3) We have another connection which runs ck() procedure which checks consistency of this second group. Basically it runs SELECT which uses backward scan (and not PK lookup!) on PK to retrieve records from 2nd group and records what versions we have seen already. The idea is that if this SELECT returns record with certain value of version at some point, then next SELECTs should at least see records with this or smaller versions values.

However, this last assumption doesn't hold in 8.0.36 and 5.7.44, occasionally SELECT returns only records with versions values bigger than we have seen already or even empty result set.

How to repeat:
Run the attached test case for MTR framework and observe something like:

./mtr --mem innodb_backward_scan_conc_merge
Logging: .../mysql-test/mysql-test-run.pl  --mem innodb_backward_scan_conc_merge
MySQL Version 8.0.36
Checking supported features
 - Binaries are debug compiled
Using 'all' suites
Collecting tests
Checking leftover processes
Removing old var directory
Creating var directory '.../mysql-test/var'
 - symlinking 'var' to '/dev/shm/var_auto_4lYa'
Installing system database
Using parallel: 1

                  TEST NAME                       RESULT  TIME (ms) COMMENT
[ 50%] main.innodb_backward_scan_conc_merge      [ fail ]
        Test ended at 2024-03-06 17:11:28

CURRENT_TEST: main.innodb_backward_scan_conc_merge
--- .../mysql-test/r/innodb_backward_scan_conc_merge.result	2024-03-06 18:27:03.633176272 +0300
+++ .../mysql-test/var/log/innodb_backward_scan_conc_merge.reject	2024-03-06 19:11:27.848594206 +0300
@@ -67,6 +67,8 @@
 # Check procedure is not supposed to return ERROR.
 CALL ck();
+msg	local_max_seen	global_max_seen
+ERROR! local_max_seen < global_max_seen!	64	65
 # Stop activity in other connections
 DELETE FROM stopper;

Note that internally test generates version numbers as increasing small integers and then converts them to always decreasing version by doing "2^64 - increasing_version", hence the error message.

Suggested fix:
Investigation shows that the problem occurs when persistent cursor which is used 
to scan over index in backwards direction stops on infimum record of the page to which it points currently and releases all latches it has, before moving to the previous page.
At this point merge from the previous page to cursor's current one can happen
(because cursor doesn't hold latch on current or previous page). During this
merge records from the previous page are moved over infimum record and placed
before any old user records in the current page. When later our persistent
cursor resumes its iteration it might use optimistic approach to cursor
restoration which won't detect this kind of page update and resumes the
iteration right from infimum record, effectively skipping the moved records.
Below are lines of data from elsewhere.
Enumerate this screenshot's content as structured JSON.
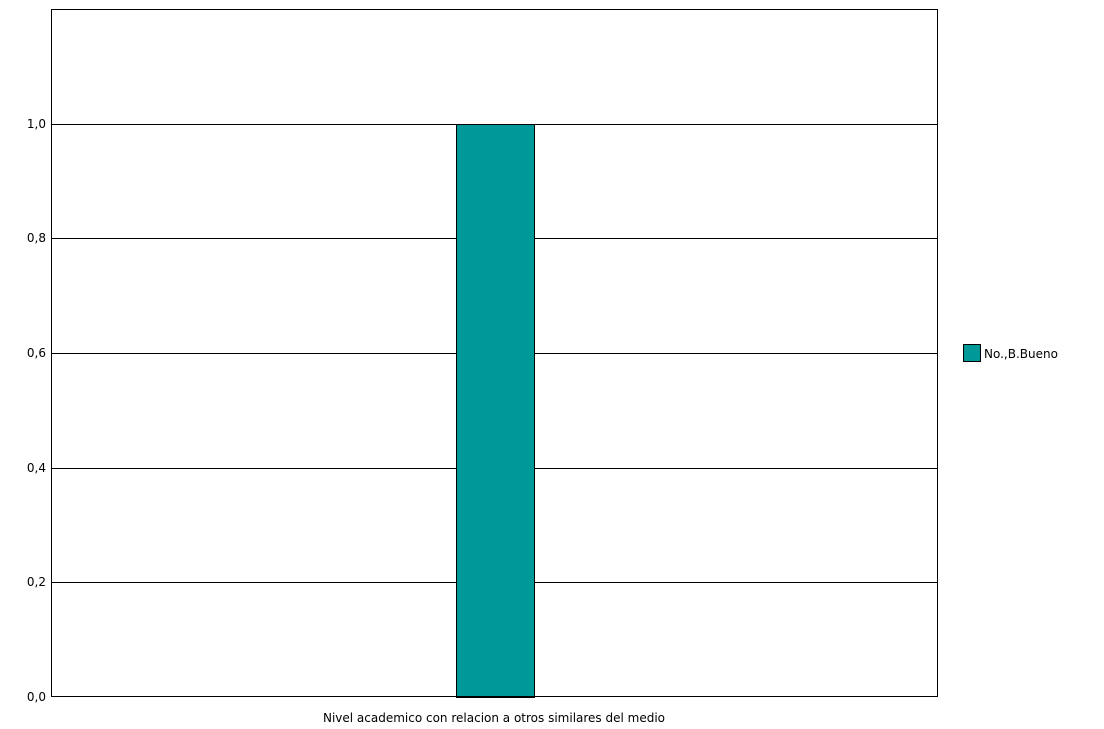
{
  "chart_data": {
    "type": "bar",
    "categories": [
      ""
    ],
    "series": [
      {
        "name": "No.,B.Bueno",
        "values": [
          1.0
        ],
        "color": "#009999"
      }
    ],
    "xlabel": "Nivel academico con relacion a otros similares del medio",
    "ylabel": "",
    "ylim": [
      0,
      1.2
    ],
    "yticks": [
      0.0,
      0.2,
      0.4,
      0.6,
      0.8,
      1.0
    ],
    "ytick_labels": [
      "0,0",
      "0,2",
      "0,4",
      "0,6",
      "0,8",
      "1,0"
    ],
    "grid": true,
    "legend_position": "right"
  }
}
One possible approach to solve this problem is to increase modify_clock counter for the page being merged into in this case to ensure that pessimistic approach to cursor restoration, which is not affected by this problem, is used in this case.
[6 Mar 16:23] Dmitry Lenev
Non-deterministic test case showing the problem.
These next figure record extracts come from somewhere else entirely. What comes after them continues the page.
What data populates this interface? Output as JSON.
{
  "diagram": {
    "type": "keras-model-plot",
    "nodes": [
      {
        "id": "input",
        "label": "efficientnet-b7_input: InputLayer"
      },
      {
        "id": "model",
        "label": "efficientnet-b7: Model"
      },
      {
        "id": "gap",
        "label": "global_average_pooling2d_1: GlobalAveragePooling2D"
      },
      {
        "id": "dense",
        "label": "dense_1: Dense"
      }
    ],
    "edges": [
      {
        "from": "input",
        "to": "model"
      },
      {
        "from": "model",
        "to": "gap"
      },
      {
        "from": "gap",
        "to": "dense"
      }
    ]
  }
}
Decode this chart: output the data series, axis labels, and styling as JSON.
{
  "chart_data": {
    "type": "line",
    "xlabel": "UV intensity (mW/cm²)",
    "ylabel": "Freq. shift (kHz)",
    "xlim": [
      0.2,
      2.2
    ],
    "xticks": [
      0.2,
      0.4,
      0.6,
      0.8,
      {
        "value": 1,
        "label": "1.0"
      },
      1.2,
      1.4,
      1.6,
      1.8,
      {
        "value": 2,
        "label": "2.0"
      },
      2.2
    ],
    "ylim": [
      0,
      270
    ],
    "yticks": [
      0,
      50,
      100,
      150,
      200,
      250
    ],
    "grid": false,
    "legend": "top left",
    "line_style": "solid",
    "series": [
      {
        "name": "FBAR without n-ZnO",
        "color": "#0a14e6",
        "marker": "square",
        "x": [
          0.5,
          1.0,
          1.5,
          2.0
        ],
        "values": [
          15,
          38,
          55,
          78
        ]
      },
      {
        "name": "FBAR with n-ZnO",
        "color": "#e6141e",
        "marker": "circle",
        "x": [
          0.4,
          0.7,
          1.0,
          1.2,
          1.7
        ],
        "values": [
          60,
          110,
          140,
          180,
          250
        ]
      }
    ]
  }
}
Attachment: innodb_backward_scan_conc_merge.test (application/octet-stream, text), 3.13 KiB.

[6 Mar 16:24] Dmitry Lenev
Result file for test case.

Attachment: innodb_backward_scan_conc_merge.result (application/octet-stream, text), 2.57 KiB.

[6 Mar 16:29] MySQL Verification Team
Hello Dmitry,

Thank you for the report and testcase.

[7 Mar 13:55] Dmitry Lenev
Minimal tentative fix for the problem.

(*) I confirm the code being submitted is offered under the terms of the OCA, and that I am authorized to contribute it.

Contribution: ps-9092-bug114248-contrib.patch (text/x-patch), 11.30 KiB.

[7 Mar 13:57] Dmitry Lenev

I have submitted patch implementing the idea from "Suggested fix" section for Oracle MySQL Team consideration. The patch is pretty minimal and only tries to address issue we have observed, so it is probably worth to investigate if there are any other similar issues/alternative approaches to the fix.
[7 Mar 14:05] MySQL Verification Team
Thank you, Dmitry for the contribution.